Das histórias de tantas crianças e adolescentes que ajudou a reescrever, enquanto agente da Infância e Juventude, Aparecido Donizete da Silva, atualmente lotado na Comarca de Várzea Grande, encontrou em uma de suas diligências, em 1990, a primeira página de sua própria jornada enquanto pai.

Uma bebê foi abandonada pela mãe na casa da parteira, uma senhora muito pobre e sem condições de cuidar da criança, em Barra do Bugres. Nomeado guardião legal da criança, Aparecido levou a bebê com apenas quatro dias de nascida para casa. Ele e a então esposa cuidaram da recém-nascida até que ela restabelecesse a saúde, ao longo de três meses. O cuidado foi tamanho que o servidor, que também trabalhava como professor no período noturno, deixou este emprego para se dedicar ao cuidado com a menina.

Aparecido revela que não tinha interesse em adotar, mas, após três meses de acolhimento daquela bebezinha, decidiu que queria ficar com ela para sempre e pediu para entrar na fila da adoção. O processo levou tempo, pois investigações foram feitas e a mãe biológica foi identificada. Ela teve que registrar a criança, mas acabou perdendo o pátrio poder e, então a menina pôde participar do processo de adoção. “Ela veio como um presente de Deus”, afirma Aparecido.

Já estava escrito

“Eu acho que tudo já estava escrito pra ser dessa forma. Ele já era meu pai, só foi me buscar”, afirma Érica Taiane Buzato da Silva, 36 anos, filha mais velha de Aparecido, que sente o mesmo. “Pra mim, já existia uma paternidade de verdade, o vínculo, o cuidado e o amor vieram antes da ‘chegada’. Quando ela diz isso, eu sinto que a nossa história confirmou o que a gente viveu todos os dias”, diz o servidor.
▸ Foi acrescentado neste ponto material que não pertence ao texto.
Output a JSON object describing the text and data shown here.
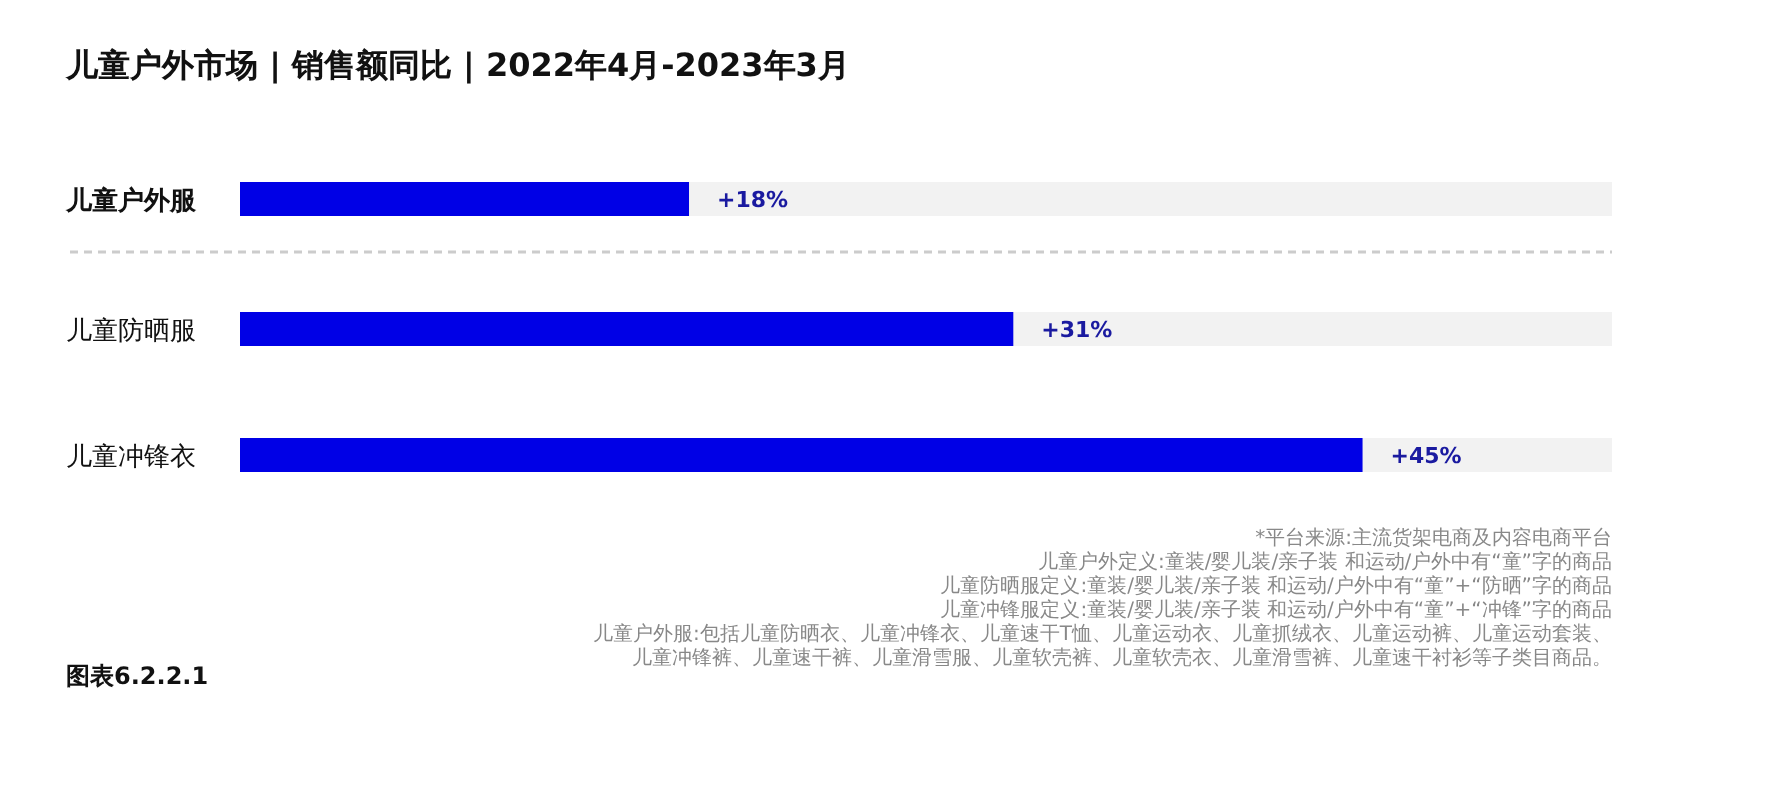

Érica conta que seus “pais do coração” sempre foram transparentes em relação à sua origem e que, mesmo passando anos questionando o porquê do abandono, o amor que recebeu da família a levou a superar todas as dores.

“Eu sempre soube que eu era adotada. Fui a primeira filha deles. Depois, eu tive mais dois irmãos e a gente cresceu muito feliz. O meu pai é uma pessoa maravilhosa na minha vida! Não sei nem como agradecer porque, se não fosse ele, eu não sei o que poderia ter acontecido comigo. Sou muito grata ao meu pai e à minha mãe porque cuidaram de mim com todo amor, sem nenhuma diferença de mim e os meus irmãos”, diz.

A gratidão relatada por Érica é sentida também por parte do pai dela. “Me sinto profundamente grato e em paz. Olhando pra trás, vejo que o acolhimento que demos à Érica foi mais do que cuidados: foi amor que sustentou a ela e a mim”, afirma. Em relação à paternidade, que começou com a chegada de Érica em sua vida, Aparecido conta que sempre viu como algo muito simples a educação dada a ela e aos demais filhos, Evili e Lucas. “Nunca vi a Érica diferente, mas sim como filha, igual aos outros”, conta.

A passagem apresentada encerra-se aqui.